1. We have considered whether this appeal is moot because the dam whose construction the plaintiffs sought to prevent has been completed. The plaintiffs represent that much of the damage sought to be enjoined will occur only when there is impoundment of water behind the dam, and they state that there has not yet been sufficient runoff to impound any water in the reservoir area. Thus, at least some of the destruction of vegetation and the inundation of the farmland could be avoided were we to prevent the impoundment of water. Furthermore, although the plaintiffs concentrated on only one structure in asserting the defendants' failure to prepare an EIS, their challenge actually related to the entire project remaining to be completed. We conclude that the appeal is not moot. See Richland Park Homeowners Association v. Pierce, 671 F.2d 935, 942-43 [12 ELR 20717] (5th Cir. 1982); Columbia Basin Land Protection Association v. Schlesinger, 643 F.2d 585, 591 n.1 [11 ELR 20537] (9th Cir. 1981).

2. Because of our disposition of this case, we need not consider whether the district court correctly resolved the issue of irreparable injury.

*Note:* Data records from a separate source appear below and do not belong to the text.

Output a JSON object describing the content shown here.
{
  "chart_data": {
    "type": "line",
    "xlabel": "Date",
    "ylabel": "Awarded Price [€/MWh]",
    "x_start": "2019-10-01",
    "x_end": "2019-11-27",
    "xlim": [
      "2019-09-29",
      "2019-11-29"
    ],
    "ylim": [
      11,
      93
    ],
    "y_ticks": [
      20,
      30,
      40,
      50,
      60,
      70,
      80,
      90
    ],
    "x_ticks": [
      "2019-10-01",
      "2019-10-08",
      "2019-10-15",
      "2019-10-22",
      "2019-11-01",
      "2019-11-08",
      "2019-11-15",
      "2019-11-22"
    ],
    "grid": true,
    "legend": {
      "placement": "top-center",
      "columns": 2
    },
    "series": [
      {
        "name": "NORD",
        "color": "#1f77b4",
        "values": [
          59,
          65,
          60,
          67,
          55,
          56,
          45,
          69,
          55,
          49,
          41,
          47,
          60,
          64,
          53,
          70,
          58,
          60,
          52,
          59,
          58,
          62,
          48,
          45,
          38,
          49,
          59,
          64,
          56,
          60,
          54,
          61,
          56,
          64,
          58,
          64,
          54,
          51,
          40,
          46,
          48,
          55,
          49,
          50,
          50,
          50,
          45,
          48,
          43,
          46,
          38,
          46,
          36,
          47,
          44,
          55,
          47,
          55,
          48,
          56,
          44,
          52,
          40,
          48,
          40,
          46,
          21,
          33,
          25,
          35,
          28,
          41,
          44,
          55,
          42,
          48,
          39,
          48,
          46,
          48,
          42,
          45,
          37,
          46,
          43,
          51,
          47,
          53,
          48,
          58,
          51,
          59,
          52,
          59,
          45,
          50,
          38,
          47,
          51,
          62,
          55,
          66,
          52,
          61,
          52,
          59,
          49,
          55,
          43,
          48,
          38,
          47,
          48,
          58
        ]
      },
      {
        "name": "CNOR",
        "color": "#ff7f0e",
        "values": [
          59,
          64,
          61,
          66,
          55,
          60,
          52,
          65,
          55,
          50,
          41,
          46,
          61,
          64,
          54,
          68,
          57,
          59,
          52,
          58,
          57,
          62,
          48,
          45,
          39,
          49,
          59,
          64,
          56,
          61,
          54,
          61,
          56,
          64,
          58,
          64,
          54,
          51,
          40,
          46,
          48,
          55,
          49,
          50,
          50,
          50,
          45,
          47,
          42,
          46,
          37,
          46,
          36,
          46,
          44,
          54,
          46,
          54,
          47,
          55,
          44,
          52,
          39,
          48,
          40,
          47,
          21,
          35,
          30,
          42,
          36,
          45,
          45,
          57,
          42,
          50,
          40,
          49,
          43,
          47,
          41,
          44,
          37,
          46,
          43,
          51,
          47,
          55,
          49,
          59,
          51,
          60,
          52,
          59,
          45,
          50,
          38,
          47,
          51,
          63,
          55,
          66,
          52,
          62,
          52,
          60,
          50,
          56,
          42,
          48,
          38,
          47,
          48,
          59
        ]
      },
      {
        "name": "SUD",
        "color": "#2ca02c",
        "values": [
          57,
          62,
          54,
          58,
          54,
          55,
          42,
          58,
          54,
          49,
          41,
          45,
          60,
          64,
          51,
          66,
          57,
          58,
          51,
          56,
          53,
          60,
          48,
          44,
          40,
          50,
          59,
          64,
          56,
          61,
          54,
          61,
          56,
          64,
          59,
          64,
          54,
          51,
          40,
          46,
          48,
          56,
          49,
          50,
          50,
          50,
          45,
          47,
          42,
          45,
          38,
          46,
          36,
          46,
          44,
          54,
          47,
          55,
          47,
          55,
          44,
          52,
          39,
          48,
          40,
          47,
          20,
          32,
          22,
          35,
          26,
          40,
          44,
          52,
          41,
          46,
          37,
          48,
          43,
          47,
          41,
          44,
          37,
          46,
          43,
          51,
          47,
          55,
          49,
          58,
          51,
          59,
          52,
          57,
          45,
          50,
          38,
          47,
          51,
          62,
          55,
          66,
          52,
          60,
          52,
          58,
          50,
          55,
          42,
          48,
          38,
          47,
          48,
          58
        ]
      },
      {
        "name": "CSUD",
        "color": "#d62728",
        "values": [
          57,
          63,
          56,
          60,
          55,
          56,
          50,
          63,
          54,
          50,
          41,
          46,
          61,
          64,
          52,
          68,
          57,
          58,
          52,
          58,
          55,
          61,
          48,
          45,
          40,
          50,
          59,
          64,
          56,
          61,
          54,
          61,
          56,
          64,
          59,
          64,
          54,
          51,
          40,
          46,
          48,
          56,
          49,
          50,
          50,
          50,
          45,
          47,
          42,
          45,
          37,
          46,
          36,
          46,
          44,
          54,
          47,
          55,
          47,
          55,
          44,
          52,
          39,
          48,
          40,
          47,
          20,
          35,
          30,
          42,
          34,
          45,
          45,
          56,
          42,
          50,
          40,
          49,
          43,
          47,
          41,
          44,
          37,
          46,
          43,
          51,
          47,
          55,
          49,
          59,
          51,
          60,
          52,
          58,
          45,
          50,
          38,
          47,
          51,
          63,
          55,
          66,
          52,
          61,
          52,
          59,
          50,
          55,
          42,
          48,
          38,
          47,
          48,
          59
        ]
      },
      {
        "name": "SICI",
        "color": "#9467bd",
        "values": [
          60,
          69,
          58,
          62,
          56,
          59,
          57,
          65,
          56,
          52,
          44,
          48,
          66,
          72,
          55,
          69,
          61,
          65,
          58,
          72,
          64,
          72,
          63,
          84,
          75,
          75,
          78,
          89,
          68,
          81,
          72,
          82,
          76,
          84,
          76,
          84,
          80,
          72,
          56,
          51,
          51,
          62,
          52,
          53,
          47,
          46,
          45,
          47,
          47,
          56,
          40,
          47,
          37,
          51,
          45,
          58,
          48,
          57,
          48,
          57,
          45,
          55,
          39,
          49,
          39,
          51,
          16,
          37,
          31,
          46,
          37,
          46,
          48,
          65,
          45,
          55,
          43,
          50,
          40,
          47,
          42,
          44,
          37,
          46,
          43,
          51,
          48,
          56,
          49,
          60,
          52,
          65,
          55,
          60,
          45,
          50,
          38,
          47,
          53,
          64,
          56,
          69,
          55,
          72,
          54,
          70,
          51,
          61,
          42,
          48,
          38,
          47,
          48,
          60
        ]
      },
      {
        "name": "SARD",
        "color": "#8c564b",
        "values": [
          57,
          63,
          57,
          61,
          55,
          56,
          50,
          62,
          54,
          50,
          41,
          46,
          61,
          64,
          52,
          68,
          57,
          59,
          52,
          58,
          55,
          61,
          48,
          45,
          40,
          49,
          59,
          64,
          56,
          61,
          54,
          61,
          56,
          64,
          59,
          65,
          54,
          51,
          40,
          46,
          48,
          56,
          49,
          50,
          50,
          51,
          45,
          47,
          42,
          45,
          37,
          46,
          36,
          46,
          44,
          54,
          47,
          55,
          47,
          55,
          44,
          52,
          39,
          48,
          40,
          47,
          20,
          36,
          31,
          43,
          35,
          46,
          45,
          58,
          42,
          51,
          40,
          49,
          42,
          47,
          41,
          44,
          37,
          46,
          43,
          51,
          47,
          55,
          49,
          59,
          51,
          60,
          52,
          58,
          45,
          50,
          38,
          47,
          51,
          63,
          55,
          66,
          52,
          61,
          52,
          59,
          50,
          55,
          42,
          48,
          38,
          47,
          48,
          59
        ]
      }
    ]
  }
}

3. The appraisal also mentioned that nine archeological sites were found in the area of these dams, only two of which were recommended for further investigation. The defendant agreed to test these two archeological sites before awarding construction contracts on the structure potentially affecting them.

4. A member of the environment assessment team testified:

The land use changes are small, the people that are directly impacted, no one is being forced to move from their home or no one is losing their farmstead, their entire farming operation. No major highways are being intersected by flood waters or sediment pools. There are no significant historical or cultural resources that are being impacted by any of the sites. There are no endangered plants or animal species that are being affected by the sites. There are no significant major impacts of this project.

R. V, 347.

5. We also hold that under the circumstances of this case the district court did not err in refusing to grant the plaintiffs' request for a continuance of the hearing on the motion for the preliminary injunction.